The IVD industry is no stranger to Medicare reimbursement reform legislation, having seen it before in the past. In 2006, a bipartisan group of Congressmen introduced the Advanced Laboratory Diagnostics Act of 2006, which was designed to reform Medicare reimbursement policies that discouraged the development and adoption of new clinical lab tests.

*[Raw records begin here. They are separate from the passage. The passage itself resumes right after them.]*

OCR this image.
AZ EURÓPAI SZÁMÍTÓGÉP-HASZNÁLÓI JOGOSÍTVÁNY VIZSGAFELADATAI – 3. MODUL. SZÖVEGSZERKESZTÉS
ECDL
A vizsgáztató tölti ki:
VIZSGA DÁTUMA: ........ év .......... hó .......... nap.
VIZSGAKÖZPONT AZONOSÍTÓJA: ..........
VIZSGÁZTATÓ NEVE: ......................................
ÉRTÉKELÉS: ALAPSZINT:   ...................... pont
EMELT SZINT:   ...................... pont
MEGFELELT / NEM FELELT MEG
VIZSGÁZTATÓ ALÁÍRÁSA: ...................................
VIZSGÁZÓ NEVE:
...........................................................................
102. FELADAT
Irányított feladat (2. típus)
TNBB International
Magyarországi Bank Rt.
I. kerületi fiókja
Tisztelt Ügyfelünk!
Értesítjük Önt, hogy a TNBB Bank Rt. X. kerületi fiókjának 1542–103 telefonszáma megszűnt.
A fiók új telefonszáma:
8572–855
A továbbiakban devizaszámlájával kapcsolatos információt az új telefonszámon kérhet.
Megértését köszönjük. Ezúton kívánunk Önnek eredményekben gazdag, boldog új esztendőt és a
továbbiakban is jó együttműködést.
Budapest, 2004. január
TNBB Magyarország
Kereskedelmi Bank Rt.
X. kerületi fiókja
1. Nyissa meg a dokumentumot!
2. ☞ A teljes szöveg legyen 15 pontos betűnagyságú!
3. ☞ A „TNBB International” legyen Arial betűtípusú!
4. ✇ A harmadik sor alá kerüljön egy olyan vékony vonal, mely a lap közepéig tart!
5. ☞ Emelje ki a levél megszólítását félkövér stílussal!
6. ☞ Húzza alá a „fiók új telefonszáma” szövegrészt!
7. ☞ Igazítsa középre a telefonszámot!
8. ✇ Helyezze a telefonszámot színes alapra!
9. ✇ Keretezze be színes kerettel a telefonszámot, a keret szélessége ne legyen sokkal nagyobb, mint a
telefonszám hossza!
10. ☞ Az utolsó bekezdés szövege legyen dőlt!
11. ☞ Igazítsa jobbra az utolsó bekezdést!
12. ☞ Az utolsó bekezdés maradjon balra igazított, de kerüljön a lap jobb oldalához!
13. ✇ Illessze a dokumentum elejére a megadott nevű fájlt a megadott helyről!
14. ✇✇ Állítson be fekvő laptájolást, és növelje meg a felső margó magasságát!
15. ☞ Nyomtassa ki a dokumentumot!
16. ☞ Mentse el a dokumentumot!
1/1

The provisions in this bill aimed to do the following: improve current processes for obtaining adequate reimbursement for new clinical diagnostic lab tests; provide more transparency with respect to Medicare reimbursement decisions; and afford timely correction of historic payment errors that often lead to inadequate payment.

In 2007, Senator Charles E. Schumer (D–NY) introduced the Medicare Advanced Laboratory Diagnostics Act of 2007. This act was the Senate companion bill to the legislation of the same name that Rep. Bobby Rush (D–IL) re-introduced earlier in the House of Representatives.

The Schumer bill incorporated the same provisions from the Rush legislation: creating a new private-public process for evaluating the accuracy of payment rates for individual tests, defining more explicitly the current process by the CMS for gathering public input on payment rates for new laboratory tests, and requiring CMS to develop a new gap-fill process.

“Medicare's antiquated payment system stymies research and development that could generate cutting-edge screening and diagnostic tests,” said Schumer in a written statement. “This bill will ensure that reimbursements for these tests are appropriate so that Medicare patients are not deprived of the health benefits that come with access to the newest lab technology.”

Does any of this sound familiar? Granted the big differences this time around are that the reforms to Medicare reimbursement for IVDs are part of a larger piece of legislation and, more importantly, the bill was signed into law by the President. However, the question remains whether Medicare will actually follow through on the reforms dictated in this law and to what extent these reforms will affect and benefit IVD manufacturers.